Indirect Comparison Between Bimekizumab and Brodalumab for the Management of Moderate to Severe Psoriasis: A 36-Week Real-Life Study.

Abstract

Introduction: Bimekizumab and brodalumab are characterized by a different mechanism of action if compared to the other anti-interleukin (IL)-17s which target IL-17A. Indeed, brodalumab acts on IL-17RA whereas bimekizumab acts on IL-17A, IL-17F, and IL-17AF cytokines. Currently, despite real-life data on the efficacy and safety of bimekizumab and brodalumab have been reported, data comparing these two drugs are absent. However, these data are mandatory to evaluate whether a different target of the same IL can be correlated with a different profile in terms of effectiveness and safety. Moreover, it should be underlined that bimekizumab and brodalumab stood out as the psoriasis treatments with the fastest onset of action, delivering quicker therapeutic responses compared to other drugs acting on IL-17.

Methods: A monocentric retrospective study was carried out enrolling patients affected by moderate to severe psoriasis undergoing treatment with brodalumab or bimekizumab. At baseline, clinical demographic details were collected. Clinical improvement [Psoriasis Area Severity Index (PASI), body surface area (BSA)] was collected at weeks 4, 16, and 36. Safety data were analyzed at the same timepoints.
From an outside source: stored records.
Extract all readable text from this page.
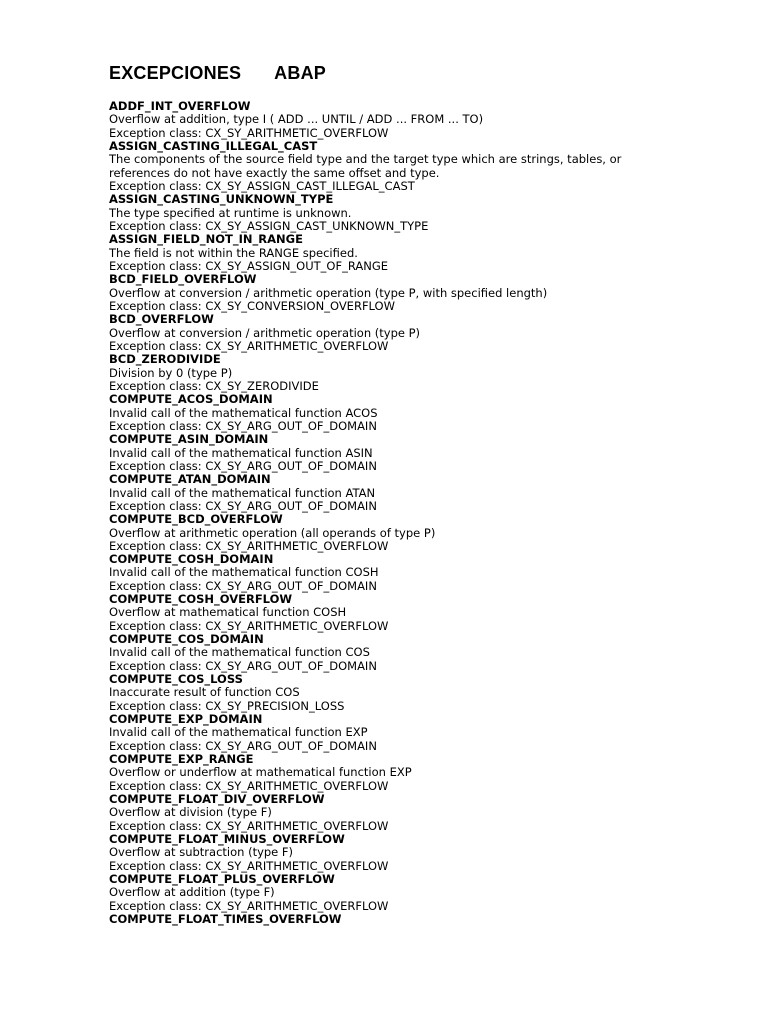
EXCEPCIONES   ABAP
ADDF_INT_OVERFLOW
Overflow at addition, type I ( ADD ... UNTIL / ADD ... FROM ... TO)
Exception class: CX_SY_ARITHMETIC_OVERFLOW
ASSIGN_CASTING_ILLEGAL_CAST
The components of the source field type and the target type which are strings, tables, or
references do not have exactly the same offset and type.
Exception class: CX_SY_ASSIGN_CAST_ILLEGAL_CAST
ASSIGN_CASTING_UNKNOWN_TYPE
The type specified at runtime is unknown.
Exception class: CX_SY_ASSIGN_CAST_UNKNOWN_TYPE
ASSIGN_FIELD_NOT_IN_RANGE
The field is not within the RANGE specified.
Exception class: CX_SY_ASSIGN_OUT_OF_RANGE
BCD_FIELD_OVERFLOW
Overflow at conversion / arithmetic operation (type P, with specified length)
Exception class: CX_SY_CONVERSION_OVERFLOW
BCD_OVERFLOW
Overflow at conversion / arithmetic operation (type P)
Exception class: CX_SY_ARITHMETIC_OVERFLOW
BCD_ZERODIVIDE
Division by 0 (type P)
Exception class: CX_SY_ZERODIVIDE
COMPUTE_ACOS_DOMAIN
Invalid call of the mathematical function ACOS
Exception class: CX_SY_ARG_OUT_OF_DOMAIN
COMPUTE_ASIN_DOMAIN
Invalid call of the mathematical function ASIN
Exception class: CX_SY_ARG_OUT_OF_DOMAIN
COMPUTE_ATAN_DOMAIN
Invalid call of the mathematical function ATAN
Exception class: CX_SY_ARG_OUT_OF_DOMAIN
COMPUTE_BCD_OVERFLOW
Overflow at arithmetic operation (all operands of type P)
Exception class: CX_SY_ARITHMETIC_OVERFLOW
COMPUTE_COSH_DOMAIN
Invalid call of the mathematical function COSH
Exception class: CX_SY_ARG_OUT_OF_DOMAIN
COMPUTE_COSH_OVERFLOW
Overflow at mathematical function COSH
Exception class: CX_SY_ARITHMETIC_OVERFLOW
COMPUTE_COS_DOMAIN
Invalid call of the mathematical function COS
Exception class: CX_SY_ARG_OUT_OF_DOMAIN
COMPUTE_COS_LOSS
Inaccurate result of function COS
Exception class: CX_SY_PRECISION_LOSS
COMPUTE_EXP_DOMAIN
Invalid call of the mathematical function EXP
Exception class: CX_SY_ARG_OUT_OF_DOMAIN
COMPUTE_EXP_RANGE
Overflow or underflow at mathematical function EXP
Exception class: CX_SY_ARITHMETIC_OVERFLOW
COMPUTE_FLOAT_DIV_OVERFLOW
Overflow at division (type F)
Exception class: CX_SY_ARITHMETIC_OVERFLOW
COMPUTE_FLOAT_MINUS_OVERFLOW
Overflow at subtraction (type F)
Exception class: CX_SY_ARITHMETIC_OVERFLOW
COMPUTE_FLOAT_PLUS_OVERFLOW
Overflow at addition (type F)
Exception class: CX_SY_ARITHMETIC_OVERFLOW
COMPUTE_FLOAT_TIMES_OVERFLOW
Results: A total of 125 patients were enrolled in the study [bimekizumab: 53 (42.40%); brodalumab: 72 (57.6%)]. Psoriasis severity at baseline was similar between the two cohorts. Both PASI and BSA significantly reduced at each follow-up for both treatment cohorts. The bimekizumab group reached a higher percentage of PASI90/PASI100 response at each timepoint as compared to the brodalumab cohort. In particular, the percentage of PASI100 response was significantly higher in the bimekizumab group as compared to the brodalumab cohort at week 4 (41.5% vs 23.6%, p < 0.05) and at week 16 (67.9% vs 48.6%). Discontinuation for ineffectiveness was higher in the brodalumab cohort (8.3%) as compared to the bimekizumab group (3.8%), without statistical significance. As regards safety, two cases of eczematous reactions (bimekizumab: 2, brodalumab: 0), and five cases of candidiasis (bimekizumab: 4, brodalumab: 1) were collected. Overall, 3 (5.7%) and 1 (1.4%) patients discontinued bimekizumab and brodalumab because of adverse events, respectively.

Conclusion: Our study confirmed the efficacy and safety of both bimekizumab and brodalumab, up to 36 weeks of treatment. Although both drugs showed a significant improvement of the investigated scores from week 4, some differences in terms of PASI90 and PASI100 responses (higher for bimekizumab at each follow-up, with only PASI100 response significantly higher at week 4 and 16) were registered. No statistical significance was found for safety data and treatment failure.